In September 2009, UNROW secured the release of 137 case investigation files from the U.S. Army Crime Records Center, and has since received more documents from the Office of Information and Privacy in the U.S. Department of Justice. In addition, UNROW instigated a lawsuit against the Department of Defense challenging the application of its current FOIA regulations as inconsistent with the Act itself. The lawsuit was withdrawn after the Department of Defense agreed to revise its prior determination.

===Fighting To End The Practice Of Placing Youth In Solitary Confinement ===

Solitary confinement in prisons is a tool for punishment and has been labeled as a form of torture and cruel, inhumane, and degrading treatment by the UN. The use of solitary confinement against incarcerated youth prompted UNROW students to develop an advocacy campaign, which included coalition letters to the United States Attorney General urging the federal government to stop placing youth in solitary confinement, and which culminated in a May 2013 panel entitled “Youth in Solitary Confinement: Facts, Justifications, and Potential Human Rights violations.”

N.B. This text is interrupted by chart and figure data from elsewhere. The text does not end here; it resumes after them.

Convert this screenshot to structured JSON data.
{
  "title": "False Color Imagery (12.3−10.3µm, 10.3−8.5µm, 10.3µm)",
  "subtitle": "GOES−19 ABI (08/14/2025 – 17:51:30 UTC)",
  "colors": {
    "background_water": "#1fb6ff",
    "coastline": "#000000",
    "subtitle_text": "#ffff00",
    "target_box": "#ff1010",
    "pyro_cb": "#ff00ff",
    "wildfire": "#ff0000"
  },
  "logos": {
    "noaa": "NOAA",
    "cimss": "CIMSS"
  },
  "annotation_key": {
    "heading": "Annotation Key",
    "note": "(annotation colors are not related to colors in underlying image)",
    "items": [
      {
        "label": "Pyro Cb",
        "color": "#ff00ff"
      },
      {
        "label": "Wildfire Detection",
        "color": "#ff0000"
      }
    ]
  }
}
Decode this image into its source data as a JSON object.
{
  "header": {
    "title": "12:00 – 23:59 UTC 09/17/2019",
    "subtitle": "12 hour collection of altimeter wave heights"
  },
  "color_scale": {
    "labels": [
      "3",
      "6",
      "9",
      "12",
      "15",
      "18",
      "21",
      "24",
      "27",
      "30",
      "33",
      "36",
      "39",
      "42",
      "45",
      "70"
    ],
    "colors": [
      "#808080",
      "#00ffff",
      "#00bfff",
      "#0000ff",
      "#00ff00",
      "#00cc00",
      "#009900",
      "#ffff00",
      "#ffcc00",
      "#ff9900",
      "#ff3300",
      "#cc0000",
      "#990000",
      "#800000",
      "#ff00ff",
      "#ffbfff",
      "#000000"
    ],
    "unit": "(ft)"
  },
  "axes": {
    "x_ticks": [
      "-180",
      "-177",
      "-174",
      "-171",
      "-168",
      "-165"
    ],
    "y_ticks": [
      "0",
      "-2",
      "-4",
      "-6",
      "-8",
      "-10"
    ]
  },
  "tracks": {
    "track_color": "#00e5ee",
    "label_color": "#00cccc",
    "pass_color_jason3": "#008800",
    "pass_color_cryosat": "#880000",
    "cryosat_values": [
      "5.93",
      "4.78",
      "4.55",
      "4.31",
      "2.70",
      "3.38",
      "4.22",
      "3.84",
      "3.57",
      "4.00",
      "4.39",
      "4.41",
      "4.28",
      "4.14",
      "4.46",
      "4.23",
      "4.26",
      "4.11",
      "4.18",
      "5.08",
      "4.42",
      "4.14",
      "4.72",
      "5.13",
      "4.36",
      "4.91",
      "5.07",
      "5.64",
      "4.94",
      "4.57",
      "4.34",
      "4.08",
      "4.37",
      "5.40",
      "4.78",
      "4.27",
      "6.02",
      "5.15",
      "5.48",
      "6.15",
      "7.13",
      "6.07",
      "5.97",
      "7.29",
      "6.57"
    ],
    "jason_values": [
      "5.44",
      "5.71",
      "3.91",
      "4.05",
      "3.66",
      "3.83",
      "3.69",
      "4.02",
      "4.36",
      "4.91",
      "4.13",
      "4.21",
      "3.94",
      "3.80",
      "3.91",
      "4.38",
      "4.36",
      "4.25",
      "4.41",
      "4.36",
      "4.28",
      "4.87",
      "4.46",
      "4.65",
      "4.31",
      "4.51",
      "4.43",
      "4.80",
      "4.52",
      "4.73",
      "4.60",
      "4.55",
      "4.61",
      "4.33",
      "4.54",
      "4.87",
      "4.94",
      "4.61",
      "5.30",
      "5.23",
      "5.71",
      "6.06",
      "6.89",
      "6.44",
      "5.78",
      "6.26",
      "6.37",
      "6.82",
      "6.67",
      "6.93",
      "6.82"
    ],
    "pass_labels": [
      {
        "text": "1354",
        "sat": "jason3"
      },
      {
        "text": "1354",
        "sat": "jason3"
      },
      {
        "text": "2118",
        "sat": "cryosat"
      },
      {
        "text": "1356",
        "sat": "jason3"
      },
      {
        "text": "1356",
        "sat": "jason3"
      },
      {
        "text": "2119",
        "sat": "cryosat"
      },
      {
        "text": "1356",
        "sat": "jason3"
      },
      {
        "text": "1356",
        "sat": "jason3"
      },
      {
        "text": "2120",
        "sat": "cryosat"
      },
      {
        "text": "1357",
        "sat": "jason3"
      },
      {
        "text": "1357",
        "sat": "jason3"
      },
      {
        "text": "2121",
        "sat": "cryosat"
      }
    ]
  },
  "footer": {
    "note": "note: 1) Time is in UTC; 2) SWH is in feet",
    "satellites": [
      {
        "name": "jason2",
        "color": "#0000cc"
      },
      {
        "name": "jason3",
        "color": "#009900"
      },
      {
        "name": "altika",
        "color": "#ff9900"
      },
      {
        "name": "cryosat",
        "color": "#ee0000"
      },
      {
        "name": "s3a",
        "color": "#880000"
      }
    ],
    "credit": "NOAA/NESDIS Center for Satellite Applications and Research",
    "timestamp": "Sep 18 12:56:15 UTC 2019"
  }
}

===International Human Rights: Coverage of the Rios Montt Trial===

In January 2013, former Guatemalan dictator José Efraín Ríos Montt became the first former head of state to be put on trial for genocide and crimes against humanity by a national judiciary. In conjunction with the Center for Human Rights and Humanitarian Law at the Washington College of Law and the Human Rights Brief, the UNROW Clinic traveled to Guatemala in April 2013 to observe and provide legal analysis of the trial. UNROW and the Human Rights Brief wrote several articles comparing the international human rights standards for forensic evidence and command responsibility to those used at trial.